Ingredients
The following ingredients have 8 Servings
- 1 pound dried pasta (any chunky shape)
- 4 ears fresh corn (shucked)
- 6 cups cubed ripe tomatoes
- 1 pound fresh mozzarella (diced)
- ½ cup slivered fresh basil leaves
- ⅓ cup extra virgin olive oil
- 6 cloves roasted garlic (see Cooking Tip, roughly chopped)
- 2 tablespoons balsamic vinegar
- Kosher or coarse salt and freshly ground pepper (to taste)
Instruction
- Bring a large pot of water to a boil. Generously salt the water and return to a boil. Cook the pasta according to package directions. During the last two minutes of cooking add the ears of corn. When you drain the pasta, take out the ears of corn and let cool. Quickly rinse the pasta in cool water to stop the cooking, drain well, and turn into a serving bowl.

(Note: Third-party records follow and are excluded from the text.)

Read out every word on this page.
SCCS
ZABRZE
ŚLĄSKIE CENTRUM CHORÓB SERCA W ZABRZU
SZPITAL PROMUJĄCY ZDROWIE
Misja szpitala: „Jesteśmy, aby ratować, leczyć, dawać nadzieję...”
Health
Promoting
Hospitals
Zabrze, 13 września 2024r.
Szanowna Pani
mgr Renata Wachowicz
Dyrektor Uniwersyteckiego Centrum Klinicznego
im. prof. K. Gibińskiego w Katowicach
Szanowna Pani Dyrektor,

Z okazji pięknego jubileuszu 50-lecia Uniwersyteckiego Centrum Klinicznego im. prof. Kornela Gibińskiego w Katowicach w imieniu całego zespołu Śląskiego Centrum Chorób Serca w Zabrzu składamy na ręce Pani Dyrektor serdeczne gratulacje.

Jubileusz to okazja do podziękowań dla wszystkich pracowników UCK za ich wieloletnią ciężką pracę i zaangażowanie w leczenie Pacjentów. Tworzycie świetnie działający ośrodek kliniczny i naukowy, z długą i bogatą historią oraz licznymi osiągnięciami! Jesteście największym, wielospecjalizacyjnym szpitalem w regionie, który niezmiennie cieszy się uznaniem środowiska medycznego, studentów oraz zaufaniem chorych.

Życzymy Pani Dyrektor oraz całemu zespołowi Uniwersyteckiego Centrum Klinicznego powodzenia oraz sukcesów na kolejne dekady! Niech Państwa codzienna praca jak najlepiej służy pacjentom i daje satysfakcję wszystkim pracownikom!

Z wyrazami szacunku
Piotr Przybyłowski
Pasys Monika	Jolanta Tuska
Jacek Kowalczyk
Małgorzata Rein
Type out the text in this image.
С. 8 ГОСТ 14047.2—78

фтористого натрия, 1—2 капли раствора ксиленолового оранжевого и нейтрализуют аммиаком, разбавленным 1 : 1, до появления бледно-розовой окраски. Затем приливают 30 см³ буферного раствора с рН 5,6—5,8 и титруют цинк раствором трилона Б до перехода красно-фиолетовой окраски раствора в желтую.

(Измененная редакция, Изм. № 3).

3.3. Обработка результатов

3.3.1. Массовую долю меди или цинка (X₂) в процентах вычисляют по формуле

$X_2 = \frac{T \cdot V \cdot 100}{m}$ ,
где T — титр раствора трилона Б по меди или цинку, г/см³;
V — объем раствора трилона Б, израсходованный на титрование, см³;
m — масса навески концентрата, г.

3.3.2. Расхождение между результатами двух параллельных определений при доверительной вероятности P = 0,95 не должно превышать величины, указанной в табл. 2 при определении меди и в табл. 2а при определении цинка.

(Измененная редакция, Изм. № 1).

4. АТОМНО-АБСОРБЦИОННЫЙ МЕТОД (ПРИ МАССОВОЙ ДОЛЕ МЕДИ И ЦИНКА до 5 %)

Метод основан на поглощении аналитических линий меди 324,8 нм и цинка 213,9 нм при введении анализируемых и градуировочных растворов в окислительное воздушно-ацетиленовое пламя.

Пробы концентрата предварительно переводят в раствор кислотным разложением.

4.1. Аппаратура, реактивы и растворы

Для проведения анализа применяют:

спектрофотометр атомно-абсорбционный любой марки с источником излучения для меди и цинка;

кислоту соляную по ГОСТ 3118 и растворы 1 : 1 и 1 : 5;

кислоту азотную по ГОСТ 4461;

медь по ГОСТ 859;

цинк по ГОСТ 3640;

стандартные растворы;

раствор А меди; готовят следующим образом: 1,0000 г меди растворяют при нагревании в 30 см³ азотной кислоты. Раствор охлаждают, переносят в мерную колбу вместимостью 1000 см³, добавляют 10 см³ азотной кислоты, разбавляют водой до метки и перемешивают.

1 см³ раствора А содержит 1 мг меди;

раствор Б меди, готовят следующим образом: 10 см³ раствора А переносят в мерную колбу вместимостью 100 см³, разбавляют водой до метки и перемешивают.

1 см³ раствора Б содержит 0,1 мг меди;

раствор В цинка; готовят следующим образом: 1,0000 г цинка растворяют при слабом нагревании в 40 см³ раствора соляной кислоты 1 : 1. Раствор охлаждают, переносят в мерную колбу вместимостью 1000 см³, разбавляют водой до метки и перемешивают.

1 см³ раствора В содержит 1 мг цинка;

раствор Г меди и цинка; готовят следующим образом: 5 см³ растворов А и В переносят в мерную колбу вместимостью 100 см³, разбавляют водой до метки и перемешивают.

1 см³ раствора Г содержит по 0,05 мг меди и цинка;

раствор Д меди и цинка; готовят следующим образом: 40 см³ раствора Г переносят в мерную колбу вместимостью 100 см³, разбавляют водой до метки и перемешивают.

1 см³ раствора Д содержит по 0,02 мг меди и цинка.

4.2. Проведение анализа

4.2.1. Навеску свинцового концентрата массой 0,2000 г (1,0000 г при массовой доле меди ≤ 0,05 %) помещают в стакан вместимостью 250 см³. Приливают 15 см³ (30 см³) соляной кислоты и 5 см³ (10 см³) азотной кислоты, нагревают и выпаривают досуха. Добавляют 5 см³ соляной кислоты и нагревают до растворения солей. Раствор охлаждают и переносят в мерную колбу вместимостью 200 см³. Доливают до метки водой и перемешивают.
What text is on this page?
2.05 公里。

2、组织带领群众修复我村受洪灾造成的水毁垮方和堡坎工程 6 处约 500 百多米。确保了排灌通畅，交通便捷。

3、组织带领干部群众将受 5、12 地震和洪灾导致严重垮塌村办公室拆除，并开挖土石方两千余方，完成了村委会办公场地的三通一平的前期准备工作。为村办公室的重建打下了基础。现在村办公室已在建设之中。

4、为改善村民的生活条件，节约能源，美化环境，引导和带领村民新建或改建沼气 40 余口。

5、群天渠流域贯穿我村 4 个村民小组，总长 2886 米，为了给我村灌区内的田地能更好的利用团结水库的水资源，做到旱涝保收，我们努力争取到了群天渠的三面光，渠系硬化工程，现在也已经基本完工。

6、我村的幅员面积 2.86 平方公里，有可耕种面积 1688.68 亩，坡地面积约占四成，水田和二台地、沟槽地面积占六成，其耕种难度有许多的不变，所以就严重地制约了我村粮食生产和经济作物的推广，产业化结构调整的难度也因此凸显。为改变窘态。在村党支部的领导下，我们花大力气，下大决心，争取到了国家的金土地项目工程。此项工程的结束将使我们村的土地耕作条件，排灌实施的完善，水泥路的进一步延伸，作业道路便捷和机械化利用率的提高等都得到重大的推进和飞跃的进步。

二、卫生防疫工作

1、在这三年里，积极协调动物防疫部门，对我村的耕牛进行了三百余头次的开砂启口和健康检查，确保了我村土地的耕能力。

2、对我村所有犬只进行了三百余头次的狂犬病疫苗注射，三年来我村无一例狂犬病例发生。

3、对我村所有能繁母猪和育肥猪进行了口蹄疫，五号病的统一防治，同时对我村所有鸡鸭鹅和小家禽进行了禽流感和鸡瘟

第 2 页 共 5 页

- Remove the corn from the cobs with a knife or a corn stripper. Add the corn, tomatoes, mozzarella, and basil to the pasta.
- In a small container combine the olive oil, roasted garlic, balsamic vinegar, salt and pepper and shake to combine. Pour the dressing over the pasta salad and toss well to combine. Taste and adjust seasonings (be generous with the salt). Serve at room temperature.